Businesses and individuals paid with money belonging to clients of disbarred Glen Rock, New Jersey, attorney Jay Lazerowitz are being asked in a fraudulent conveyance complaint to give the money back.

Georgetown University, Syracuse University and BMW of North America are among the defendants named by court-appointed receiver Gary Norgaard in a complaint dated Dec. 28, 2017. Norgaard was appointed in November 2016 under a court order issued upon the request of the Lawyers’ Fund for Client Protection. The Lawyers’ Fund has received claims of $4.3 million from former clients of Lazerowitz.

Lazerowitz was suspended from practice in January 2016 and was arrested in September of that year after he continued to practice while suspended. The Bergen County Prosecutor’s Office accused him of placing client funds in his regular business account instead of his trust account. He was disbarred by consent in October 2017, and has pleaded guilty to charges of unauthorized practice of law and misapplication of entrusted property.

According to the complaint, Lazerowitz has been engaged in a scheme to defraud his clients for nearly 30 years, converting client funds from his attorney trust account for his own personal expenses, and hiding his actions by paying back old clients with money from newer ones.

He signed a confession in September 2017 in which he said he began converting client funds in the early 1990s “to support a lifestyle my legitimate earnings could not support.” He used the funds for his personal bills, including “mortgage payments, credit card bills, college expenses, car leases, vacations, clothing, restaurants and other personal expenses.”

In 1993 and 1994 he started defrauding clients on a larger scale, “taking ever-increasing sums from my clients and spending the funds with the design to place them beyond the reach of my creditors” pursuant to the state fraudulent conveyance law, according to the confession.

Norgaard’s complaint also seeks recovery from American Express, Neiman Marcus, check printer Deluxe for Business and a South Hackensack landscaping contractor for payments they received from Lazerowitz. Also named as defendants in the complaint are Lazerowitz’s wife, Janet, and his sons, Evan and Ross.

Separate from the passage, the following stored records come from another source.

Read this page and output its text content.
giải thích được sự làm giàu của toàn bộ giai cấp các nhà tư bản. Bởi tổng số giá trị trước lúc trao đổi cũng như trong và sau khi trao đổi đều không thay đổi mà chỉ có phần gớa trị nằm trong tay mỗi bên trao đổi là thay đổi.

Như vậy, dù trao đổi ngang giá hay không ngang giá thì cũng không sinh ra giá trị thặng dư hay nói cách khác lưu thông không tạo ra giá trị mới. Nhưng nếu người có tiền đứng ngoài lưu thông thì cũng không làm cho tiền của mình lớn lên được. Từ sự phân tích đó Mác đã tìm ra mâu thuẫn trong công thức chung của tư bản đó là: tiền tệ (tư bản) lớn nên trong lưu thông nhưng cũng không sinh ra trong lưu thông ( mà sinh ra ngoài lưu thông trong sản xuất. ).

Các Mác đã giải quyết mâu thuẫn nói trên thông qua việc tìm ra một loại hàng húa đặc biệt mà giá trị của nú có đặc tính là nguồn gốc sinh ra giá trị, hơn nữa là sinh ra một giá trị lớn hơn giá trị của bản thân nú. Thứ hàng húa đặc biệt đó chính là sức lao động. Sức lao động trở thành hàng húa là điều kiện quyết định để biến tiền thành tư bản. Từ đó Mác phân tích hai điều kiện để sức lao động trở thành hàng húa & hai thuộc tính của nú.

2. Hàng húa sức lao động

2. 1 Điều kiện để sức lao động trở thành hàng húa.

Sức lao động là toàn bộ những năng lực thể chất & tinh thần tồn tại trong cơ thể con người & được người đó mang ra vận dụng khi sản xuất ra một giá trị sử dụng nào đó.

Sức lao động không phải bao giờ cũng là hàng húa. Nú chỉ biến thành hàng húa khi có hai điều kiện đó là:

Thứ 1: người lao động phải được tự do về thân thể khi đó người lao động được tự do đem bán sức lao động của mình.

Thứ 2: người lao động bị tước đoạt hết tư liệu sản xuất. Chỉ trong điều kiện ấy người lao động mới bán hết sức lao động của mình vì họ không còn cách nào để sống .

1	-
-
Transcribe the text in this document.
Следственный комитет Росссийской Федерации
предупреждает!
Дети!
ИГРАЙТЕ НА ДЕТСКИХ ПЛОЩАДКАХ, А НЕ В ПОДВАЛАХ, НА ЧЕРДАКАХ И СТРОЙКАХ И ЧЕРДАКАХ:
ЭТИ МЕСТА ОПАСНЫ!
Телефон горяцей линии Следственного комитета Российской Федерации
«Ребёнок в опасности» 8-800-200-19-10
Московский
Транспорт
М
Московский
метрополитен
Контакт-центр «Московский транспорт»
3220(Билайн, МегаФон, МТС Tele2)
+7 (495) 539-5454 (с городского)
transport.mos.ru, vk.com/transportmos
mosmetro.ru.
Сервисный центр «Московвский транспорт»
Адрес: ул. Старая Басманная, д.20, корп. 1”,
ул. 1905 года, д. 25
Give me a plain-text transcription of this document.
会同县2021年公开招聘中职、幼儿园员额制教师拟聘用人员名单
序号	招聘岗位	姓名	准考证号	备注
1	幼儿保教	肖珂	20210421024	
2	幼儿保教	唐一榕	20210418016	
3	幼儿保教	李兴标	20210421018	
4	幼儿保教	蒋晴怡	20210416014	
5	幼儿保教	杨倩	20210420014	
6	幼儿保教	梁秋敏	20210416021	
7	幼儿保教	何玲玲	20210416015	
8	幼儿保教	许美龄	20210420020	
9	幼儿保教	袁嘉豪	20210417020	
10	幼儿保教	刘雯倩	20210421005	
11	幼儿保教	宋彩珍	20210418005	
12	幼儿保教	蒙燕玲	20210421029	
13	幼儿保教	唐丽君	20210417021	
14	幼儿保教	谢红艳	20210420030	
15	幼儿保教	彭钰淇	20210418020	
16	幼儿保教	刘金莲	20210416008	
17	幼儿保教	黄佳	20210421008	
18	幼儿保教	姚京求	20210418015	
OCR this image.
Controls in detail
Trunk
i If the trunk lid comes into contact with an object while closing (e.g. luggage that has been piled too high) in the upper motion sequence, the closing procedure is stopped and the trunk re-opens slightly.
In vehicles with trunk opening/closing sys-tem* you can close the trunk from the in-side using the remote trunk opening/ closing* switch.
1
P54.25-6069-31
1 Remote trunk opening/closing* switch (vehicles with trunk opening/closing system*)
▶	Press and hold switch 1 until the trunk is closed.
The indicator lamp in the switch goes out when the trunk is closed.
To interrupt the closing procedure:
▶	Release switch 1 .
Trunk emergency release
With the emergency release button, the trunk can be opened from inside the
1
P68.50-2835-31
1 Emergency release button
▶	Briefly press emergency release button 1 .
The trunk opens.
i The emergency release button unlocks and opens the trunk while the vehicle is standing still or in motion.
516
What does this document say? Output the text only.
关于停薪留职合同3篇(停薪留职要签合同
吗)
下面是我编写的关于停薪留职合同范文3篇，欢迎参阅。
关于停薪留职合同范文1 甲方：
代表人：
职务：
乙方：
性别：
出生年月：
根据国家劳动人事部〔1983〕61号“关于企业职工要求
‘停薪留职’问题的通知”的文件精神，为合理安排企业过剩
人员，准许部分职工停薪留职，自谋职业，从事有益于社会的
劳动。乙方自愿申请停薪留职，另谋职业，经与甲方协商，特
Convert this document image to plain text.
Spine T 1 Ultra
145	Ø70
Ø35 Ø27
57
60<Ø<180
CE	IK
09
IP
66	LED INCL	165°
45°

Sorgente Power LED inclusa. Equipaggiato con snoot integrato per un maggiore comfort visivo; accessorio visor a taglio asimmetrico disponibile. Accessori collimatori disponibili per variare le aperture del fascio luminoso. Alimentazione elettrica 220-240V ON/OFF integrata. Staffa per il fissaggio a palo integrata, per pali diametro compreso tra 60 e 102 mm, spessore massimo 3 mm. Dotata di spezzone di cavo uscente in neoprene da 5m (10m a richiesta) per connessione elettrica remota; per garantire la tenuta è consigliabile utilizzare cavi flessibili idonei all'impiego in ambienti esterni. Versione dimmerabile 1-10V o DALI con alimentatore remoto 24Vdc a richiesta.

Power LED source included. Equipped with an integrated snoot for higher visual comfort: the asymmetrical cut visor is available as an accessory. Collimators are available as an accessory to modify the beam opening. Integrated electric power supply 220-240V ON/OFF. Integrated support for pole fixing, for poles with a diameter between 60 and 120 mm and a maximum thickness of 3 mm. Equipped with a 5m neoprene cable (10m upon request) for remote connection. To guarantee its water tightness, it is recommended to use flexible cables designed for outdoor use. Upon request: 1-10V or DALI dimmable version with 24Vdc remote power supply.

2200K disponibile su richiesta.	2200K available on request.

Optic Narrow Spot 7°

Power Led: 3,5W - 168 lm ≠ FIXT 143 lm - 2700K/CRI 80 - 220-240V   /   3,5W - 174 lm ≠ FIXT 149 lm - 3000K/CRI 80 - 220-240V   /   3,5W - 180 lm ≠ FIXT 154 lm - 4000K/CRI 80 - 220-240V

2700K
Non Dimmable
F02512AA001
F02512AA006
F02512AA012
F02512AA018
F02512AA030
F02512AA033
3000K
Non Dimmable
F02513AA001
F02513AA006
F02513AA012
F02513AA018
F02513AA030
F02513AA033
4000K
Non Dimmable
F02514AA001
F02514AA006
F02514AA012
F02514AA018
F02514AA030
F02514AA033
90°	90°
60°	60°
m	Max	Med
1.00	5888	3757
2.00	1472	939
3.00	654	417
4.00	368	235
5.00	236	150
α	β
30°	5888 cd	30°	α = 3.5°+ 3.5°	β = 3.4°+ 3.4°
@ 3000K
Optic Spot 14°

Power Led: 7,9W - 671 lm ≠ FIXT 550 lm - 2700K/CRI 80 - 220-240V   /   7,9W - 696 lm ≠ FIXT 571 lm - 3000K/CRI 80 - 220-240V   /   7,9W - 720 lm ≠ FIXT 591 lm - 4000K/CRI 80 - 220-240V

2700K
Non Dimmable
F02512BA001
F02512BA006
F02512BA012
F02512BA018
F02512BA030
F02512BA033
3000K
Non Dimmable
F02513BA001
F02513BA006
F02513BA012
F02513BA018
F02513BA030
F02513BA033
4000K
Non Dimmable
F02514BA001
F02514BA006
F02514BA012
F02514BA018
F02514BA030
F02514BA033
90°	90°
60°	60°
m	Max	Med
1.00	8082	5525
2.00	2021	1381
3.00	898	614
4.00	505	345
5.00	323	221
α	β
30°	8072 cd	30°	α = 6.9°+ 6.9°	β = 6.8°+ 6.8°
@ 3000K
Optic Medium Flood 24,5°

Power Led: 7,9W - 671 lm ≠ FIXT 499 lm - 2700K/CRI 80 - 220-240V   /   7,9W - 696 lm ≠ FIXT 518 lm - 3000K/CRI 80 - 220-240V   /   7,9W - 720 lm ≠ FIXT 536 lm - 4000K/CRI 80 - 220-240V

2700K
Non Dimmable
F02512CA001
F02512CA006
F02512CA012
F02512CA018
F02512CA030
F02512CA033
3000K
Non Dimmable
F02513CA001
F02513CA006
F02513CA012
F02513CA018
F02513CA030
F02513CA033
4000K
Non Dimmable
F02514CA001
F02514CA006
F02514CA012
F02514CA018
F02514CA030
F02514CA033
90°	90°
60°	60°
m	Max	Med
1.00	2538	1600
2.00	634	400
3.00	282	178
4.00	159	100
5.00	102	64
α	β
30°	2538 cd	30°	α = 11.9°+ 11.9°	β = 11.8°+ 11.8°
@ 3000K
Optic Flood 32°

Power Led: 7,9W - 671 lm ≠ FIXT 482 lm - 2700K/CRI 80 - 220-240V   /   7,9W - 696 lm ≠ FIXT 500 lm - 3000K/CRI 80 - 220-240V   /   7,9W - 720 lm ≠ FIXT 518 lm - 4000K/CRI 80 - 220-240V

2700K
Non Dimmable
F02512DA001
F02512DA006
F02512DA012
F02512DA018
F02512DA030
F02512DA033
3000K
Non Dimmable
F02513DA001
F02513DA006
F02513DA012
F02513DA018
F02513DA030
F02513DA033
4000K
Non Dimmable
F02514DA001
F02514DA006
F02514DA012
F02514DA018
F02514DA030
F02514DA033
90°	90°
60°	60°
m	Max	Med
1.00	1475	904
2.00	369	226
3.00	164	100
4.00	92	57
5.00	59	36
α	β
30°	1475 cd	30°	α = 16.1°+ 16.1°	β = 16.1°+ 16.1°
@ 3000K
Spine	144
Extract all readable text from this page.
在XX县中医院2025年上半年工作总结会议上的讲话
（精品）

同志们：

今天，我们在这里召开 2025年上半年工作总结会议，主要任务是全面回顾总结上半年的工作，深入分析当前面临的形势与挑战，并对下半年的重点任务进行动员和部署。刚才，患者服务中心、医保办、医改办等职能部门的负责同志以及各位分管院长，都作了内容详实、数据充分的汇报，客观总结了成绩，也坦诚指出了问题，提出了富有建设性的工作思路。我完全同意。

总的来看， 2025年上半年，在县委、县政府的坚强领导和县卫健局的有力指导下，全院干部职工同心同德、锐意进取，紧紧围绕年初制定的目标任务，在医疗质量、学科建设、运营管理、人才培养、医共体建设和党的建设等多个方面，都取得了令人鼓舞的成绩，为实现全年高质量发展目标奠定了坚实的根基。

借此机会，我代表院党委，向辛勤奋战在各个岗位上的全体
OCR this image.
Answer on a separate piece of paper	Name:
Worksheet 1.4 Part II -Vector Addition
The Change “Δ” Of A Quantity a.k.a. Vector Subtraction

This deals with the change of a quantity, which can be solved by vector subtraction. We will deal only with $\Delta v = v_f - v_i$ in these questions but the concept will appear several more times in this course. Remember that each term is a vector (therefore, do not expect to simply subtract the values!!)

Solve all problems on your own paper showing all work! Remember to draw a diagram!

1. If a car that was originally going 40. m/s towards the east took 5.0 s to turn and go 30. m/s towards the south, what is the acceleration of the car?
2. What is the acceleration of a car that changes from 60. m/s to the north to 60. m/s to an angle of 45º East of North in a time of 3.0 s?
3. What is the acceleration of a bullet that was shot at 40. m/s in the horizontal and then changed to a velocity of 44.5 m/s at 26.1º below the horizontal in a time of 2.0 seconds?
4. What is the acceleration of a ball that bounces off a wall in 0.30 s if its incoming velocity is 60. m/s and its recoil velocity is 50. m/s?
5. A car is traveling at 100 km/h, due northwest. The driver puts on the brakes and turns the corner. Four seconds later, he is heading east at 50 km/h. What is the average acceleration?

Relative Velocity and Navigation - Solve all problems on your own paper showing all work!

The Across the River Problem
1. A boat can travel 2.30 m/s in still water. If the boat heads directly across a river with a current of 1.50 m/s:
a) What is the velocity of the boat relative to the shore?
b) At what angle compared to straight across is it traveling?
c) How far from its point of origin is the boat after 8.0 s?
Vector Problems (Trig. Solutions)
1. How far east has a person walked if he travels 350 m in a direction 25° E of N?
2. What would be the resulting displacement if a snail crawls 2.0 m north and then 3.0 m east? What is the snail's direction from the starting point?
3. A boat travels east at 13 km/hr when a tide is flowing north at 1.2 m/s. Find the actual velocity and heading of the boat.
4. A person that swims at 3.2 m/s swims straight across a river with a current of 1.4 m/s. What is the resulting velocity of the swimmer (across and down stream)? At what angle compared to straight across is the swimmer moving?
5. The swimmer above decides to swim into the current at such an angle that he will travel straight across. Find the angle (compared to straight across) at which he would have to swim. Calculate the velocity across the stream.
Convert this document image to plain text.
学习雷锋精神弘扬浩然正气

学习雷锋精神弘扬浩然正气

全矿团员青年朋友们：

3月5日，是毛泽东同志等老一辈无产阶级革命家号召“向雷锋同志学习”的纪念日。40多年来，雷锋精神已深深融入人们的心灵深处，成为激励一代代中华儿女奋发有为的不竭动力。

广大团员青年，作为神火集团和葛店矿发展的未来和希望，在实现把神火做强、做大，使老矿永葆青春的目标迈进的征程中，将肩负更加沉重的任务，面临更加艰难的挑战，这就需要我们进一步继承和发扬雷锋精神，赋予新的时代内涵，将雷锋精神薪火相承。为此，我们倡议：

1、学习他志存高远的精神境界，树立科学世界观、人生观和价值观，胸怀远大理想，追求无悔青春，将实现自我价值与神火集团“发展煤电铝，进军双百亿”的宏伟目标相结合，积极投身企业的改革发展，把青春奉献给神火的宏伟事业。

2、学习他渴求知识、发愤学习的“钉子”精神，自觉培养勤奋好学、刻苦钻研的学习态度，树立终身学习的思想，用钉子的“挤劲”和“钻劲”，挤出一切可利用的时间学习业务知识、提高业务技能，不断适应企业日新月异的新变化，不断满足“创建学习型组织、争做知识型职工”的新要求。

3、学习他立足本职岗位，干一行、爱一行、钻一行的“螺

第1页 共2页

The Lawyers’ Fund has made payments to victims of Jay Lazerowitz in connection with claims filed with the fund, in the amounts of $348,757; $259,103; and $1,092,996.

Norgaard’s firm, Norgaard O’Boyle of Englewood, New Jersey, was appointed as receiver’s counsel and Bederson LLP of Fairfield, New Jersey, was appointed forensic accountant for the receiver in December 2016.

Norgaard’s complaint seeks actual damages, counsel fees and costs from any of the parties that received converted funds. The complaint says JPMorgan Chase, American Express, Neiman Marcus, Deluxe for Business and a South Hackensack landscaping contractor received payments from Lazerowitz. Also named as defendants are three individuals—Ed Semitov, Lantefan Kurran, and Michael Shasho—whose connections to the case are not specified in court documents.

Norgaard says the complaint does not allege improprieties on the part of any defendants, but seeks the return of funds paid to them under the fraudulent conveyance law.

Lazerowitz, who was admitted to practice in 1983, graduated from the University of Maryland and the Pace School of Law. He was disbarred by consent on Oct. 31, 2017.  John Lacey of Connell Foley in Newark, who represents Lazerowitz, did not return a call seeking comment.